By David Meyer
September 10, 2018

On Sunday, President Donald Trump tweeted approvingly about the 10-day-old news that his 25% tariffs on Chinese-made automobiles had led Ford (f) to decide against importing its compact Ford Focus Active model to the U.S. from the Chinese factories where the car is made.

“This is just the beginning. This car can now be BUILT IN THE U.S.A. and Ford will pay no tariffs!” Trump exulted.

One problem: That’s not going to happen.

Ford’s North America product communications manager, Mike Levine, spelled it out for the president in a tweet noting “it would not be profitable to build the Focus Active in the U.S. given an expected annual sales volume of fewer than 50,000 units and its competitive segment.”
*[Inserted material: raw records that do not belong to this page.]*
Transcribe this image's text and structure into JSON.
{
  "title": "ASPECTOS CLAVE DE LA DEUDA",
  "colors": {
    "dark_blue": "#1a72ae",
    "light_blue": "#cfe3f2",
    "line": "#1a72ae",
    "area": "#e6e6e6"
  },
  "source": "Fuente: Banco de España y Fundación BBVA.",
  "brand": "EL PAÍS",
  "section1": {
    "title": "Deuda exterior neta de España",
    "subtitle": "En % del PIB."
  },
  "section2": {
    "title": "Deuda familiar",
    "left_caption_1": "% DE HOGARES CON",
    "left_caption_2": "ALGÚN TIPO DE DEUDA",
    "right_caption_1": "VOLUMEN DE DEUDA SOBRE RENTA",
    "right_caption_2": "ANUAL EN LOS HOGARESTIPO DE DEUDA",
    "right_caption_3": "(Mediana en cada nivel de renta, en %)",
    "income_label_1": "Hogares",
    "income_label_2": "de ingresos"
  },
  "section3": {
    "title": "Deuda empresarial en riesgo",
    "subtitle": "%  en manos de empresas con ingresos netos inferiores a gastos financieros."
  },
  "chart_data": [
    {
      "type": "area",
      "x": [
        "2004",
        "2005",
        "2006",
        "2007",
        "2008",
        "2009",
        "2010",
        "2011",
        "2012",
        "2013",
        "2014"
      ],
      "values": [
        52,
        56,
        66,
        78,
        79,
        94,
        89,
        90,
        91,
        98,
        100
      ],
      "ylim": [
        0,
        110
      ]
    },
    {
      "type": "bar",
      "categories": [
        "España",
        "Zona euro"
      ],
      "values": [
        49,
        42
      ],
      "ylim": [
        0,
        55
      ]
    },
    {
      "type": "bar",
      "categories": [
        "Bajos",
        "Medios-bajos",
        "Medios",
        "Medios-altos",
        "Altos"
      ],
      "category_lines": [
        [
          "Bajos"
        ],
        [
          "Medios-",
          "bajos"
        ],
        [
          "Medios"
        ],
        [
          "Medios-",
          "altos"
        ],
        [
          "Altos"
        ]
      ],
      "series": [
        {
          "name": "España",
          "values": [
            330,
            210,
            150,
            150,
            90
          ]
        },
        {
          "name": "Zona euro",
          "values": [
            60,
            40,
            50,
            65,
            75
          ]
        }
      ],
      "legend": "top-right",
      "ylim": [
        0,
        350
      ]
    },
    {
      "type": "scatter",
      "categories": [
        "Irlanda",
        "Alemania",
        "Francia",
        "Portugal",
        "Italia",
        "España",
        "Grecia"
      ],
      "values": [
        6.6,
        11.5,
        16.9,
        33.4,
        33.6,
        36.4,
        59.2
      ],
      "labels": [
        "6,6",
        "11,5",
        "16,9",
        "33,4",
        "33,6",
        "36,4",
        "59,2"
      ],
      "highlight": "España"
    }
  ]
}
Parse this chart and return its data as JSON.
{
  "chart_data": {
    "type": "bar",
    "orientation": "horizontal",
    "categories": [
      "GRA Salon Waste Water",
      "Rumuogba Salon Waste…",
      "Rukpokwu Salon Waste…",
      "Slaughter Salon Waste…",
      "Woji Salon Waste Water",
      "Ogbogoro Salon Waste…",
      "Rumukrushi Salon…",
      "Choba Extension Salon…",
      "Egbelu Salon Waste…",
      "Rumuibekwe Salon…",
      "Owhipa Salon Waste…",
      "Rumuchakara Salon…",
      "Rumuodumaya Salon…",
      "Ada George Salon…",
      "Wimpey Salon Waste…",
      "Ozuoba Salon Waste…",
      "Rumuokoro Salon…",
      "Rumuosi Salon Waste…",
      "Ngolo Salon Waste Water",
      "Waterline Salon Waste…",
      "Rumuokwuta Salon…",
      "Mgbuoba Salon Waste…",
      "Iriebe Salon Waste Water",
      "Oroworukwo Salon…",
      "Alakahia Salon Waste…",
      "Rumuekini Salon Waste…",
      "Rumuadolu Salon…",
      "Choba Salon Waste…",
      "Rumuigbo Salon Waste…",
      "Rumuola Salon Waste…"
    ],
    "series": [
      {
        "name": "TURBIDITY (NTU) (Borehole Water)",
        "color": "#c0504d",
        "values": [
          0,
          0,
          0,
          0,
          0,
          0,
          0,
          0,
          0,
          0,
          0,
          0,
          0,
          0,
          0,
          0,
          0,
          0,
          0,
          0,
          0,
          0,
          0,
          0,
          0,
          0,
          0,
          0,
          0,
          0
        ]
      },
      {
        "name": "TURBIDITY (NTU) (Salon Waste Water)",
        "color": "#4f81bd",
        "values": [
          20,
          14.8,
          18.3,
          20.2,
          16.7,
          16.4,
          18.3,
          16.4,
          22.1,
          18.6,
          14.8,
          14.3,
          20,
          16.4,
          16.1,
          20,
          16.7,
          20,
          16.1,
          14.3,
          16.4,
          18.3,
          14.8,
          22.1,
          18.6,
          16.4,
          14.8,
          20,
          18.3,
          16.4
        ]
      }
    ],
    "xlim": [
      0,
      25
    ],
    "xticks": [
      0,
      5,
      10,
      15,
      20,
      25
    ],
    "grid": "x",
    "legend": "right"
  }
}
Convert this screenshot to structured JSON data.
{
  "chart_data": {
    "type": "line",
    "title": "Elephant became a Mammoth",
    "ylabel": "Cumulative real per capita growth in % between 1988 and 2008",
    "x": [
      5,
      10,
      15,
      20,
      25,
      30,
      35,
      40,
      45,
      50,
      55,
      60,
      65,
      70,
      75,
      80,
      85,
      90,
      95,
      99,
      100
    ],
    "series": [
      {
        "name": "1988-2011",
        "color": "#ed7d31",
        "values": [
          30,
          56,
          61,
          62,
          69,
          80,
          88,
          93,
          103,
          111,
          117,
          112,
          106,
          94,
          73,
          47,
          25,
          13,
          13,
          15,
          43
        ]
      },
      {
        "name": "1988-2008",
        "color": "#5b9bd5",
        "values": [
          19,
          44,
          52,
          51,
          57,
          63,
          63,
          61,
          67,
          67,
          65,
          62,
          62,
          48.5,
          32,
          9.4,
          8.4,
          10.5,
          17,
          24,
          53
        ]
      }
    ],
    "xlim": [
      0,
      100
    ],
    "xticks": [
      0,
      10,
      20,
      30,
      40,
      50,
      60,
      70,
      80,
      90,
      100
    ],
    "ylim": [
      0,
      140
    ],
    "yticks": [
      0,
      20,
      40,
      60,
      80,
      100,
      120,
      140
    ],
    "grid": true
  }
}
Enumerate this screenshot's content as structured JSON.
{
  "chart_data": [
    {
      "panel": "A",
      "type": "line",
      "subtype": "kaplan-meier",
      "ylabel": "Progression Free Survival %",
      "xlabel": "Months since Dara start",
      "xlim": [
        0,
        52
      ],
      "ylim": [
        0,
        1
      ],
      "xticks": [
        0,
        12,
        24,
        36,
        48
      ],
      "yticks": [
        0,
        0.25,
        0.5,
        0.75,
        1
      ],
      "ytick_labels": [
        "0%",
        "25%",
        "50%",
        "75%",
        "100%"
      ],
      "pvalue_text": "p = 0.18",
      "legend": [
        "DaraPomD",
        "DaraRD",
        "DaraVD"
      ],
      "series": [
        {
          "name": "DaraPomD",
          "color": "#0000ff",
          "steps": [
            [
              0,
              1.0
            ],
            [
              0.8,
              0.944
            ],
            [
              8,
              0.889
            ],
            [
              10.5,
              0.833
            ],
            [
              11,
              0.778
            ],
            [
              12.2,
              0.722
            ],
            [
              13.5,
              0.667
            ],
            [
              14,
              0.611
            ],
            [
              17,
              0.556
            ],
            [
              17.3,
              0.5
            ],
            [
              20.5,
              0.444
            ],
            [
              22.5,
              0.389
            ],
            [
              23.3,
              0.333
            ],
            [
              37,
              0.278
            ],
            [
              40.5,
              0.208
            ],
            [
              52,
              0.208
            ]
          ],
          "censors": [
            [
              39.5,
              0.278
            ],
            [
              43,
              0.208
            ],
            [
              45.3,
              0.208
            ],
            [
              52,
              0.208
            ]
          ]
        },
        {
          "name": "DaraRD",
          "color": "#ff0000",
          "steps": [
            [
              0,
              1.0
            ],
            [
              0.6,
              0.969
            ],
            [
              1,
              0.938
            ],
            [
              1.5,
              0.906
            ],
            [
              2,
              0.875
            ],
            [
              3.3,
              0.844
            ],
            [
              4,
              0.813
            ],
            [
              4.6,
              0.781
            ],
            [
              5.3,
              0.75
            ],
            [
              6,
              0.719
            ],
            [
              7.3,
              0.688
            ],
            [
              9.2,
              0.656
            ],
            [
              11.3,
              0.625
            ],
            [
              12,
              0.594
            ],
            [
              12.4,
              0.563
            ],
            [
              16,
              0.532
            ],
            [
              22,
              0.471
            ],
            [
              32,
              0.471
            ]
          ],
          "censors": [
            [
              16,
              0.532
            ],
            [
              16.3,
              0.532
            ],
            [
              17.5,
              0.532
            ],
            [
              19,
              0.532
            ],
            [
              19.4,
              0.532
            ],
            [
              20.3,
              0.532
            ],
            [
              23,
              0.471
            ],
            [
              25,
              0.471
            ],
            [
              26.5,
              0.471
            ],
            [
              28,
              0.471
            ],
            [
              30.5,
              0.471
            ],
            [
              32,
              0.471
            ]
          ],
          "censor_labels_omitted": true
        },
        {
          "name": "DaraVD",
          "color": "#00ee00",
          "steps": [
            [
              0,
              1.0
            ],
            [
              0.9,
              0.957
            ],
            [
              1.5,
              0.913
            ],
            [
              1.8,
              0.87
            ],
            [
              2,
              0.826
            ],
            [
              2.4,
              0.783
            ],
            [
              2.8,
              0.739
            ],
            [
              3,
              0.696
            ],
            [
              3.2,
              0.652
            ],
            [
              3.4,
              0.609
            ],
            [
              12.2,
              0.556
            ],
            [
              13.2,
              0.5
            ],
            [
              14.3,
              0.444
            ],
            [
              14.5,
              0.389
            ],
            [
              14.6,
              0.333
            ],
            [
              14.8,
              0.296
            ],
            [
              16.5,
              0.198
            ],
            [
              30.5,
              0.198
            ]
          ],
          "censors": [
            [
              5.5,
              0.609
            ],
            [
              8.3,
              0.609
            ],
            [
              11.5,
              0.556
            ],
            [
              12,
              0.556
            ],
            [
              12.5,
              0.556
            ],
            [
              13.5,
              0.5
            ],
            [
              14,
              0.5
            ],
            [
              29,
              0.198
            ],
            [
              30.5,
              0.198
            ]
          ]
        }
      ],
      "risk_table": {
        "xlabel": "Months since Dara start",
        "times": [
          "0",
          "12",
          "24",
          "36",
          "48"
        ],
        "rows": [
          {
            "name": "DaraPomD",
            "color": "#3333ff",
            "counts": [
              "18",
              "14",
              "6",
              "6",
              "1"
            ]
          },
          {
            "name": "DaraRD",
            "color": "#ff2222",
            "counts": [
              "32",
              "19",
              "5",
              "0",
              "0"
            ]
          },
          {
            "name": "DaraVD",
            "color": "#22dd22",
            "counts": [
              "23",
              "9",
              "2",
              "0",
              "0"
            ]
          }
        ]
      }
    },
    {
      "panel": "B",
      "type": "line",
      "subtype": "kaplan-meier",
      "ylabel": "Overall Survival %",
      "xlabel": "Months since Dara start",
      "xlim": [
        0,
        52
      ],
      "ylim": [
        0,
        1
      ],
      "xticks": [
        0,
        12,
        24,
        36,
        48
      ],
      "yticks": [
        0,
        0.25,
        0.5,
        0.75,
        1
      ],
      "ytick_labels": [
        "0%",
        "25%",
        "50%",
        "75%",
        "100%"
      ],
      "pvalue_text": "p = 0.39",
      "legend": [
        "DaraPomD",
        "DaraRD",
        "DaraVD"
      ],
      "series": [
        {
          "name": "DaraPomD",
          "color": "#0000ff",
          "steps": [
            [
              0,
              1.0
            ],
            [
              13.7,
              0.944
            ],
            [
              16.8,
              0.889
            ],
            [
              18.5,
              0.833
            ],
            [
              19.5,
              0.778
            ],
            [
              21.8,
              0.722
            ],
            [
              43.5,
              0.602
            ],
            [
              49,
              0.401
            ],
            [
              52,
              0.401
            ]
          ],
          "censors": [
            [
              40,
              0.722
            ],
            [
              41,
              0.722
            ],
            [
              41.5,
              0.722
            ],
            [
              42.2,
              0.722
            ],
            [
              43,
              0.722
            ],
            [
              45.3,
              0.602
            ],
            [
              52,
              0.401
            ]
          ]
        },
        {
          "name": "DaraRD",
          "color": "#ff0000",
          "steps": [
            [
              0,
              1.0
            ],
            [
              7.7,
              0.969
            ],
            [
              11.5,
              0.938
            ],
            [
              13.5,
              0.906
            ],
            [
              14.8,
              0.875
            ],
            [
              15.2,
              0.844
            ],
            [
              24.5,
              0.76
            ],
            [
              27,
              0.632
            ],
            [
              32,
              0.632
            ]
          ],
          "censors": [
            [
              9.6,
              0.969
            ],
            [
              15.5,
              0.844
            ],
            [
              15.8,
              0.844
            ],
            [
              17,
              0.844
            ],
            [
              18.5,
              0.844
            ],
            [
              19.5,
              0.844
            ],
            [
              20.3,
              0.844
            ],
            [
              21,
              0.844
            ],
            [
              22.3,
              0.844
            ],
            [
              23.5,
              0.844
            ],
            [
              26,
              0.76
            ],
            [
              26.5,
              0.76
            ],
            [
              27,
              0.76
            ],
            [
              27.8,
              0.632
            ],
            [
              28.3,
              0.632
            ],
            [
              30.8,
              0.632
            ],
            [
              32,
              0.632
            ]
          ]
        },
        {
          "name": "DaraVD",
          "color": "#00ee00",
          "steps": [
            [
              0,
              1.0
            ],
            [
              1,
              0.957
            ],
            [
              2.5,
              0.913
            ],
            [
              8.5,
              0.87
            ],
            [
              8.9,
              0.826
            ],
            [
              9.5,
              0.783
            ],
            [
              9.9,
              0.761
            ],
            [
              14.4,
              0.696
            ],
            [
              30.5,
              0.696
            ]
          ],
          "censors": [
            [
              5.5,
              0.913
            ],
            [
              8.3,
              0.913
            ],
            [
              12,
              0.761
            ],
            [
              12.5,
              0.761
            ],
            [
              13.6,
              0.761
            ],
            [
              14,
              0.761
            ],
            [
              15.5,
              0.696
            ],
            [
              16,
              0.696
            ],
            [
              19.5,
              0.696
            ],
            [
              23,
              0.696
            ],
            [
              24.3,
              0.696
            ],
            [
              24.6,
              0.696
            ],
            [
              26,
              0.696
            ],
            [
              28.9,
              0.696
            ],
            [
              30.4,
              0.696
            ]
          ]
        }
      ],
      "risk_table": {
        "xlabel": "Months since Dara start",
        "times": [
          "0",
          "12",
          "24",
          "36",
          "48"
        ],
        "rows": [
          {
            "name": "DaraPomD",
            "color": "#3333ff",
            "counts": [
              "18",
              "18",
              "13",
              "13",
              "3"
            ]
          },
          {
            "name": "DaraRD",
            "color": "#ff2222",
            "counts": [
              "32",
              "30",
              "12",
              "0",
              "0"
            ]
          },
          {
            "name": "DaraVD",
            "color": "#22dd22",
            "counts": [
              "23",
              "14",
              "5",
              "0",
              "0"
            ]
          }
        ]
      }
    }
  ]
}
Ford didn’t move production of the Focus to China by accident; it did so because the U.S. market has shifted away from smaller vehicles toward SUVs, which has made production of the Focus in the U.S.—a relatively expensive location—an illogical choice.

The automaker decided a couple years back to shift production of the Focus to Mexico, then last year it opted for China instead. Earlier this year Ford cancelled all its smaller cars with the exception of the Mustang and the Focus Active.

Then, after Trump started threatening his new tariffs against China, Ford decided in August that it wouldn’t sell the Focus Active in the U.S. after all. The profit margins were simply too small to be worth it.

The auto-sector market economist Jon Gabrielsen told the Detroit Free Press that Trump’s tweet was “further evidence that neither the president nor his trade representatives have any clue of the complexities of global supply chains.”

“This forces Ford to forfeit the sales they would have had if they could continue to import that low-volume niche vehicle,” Gabrielsen said.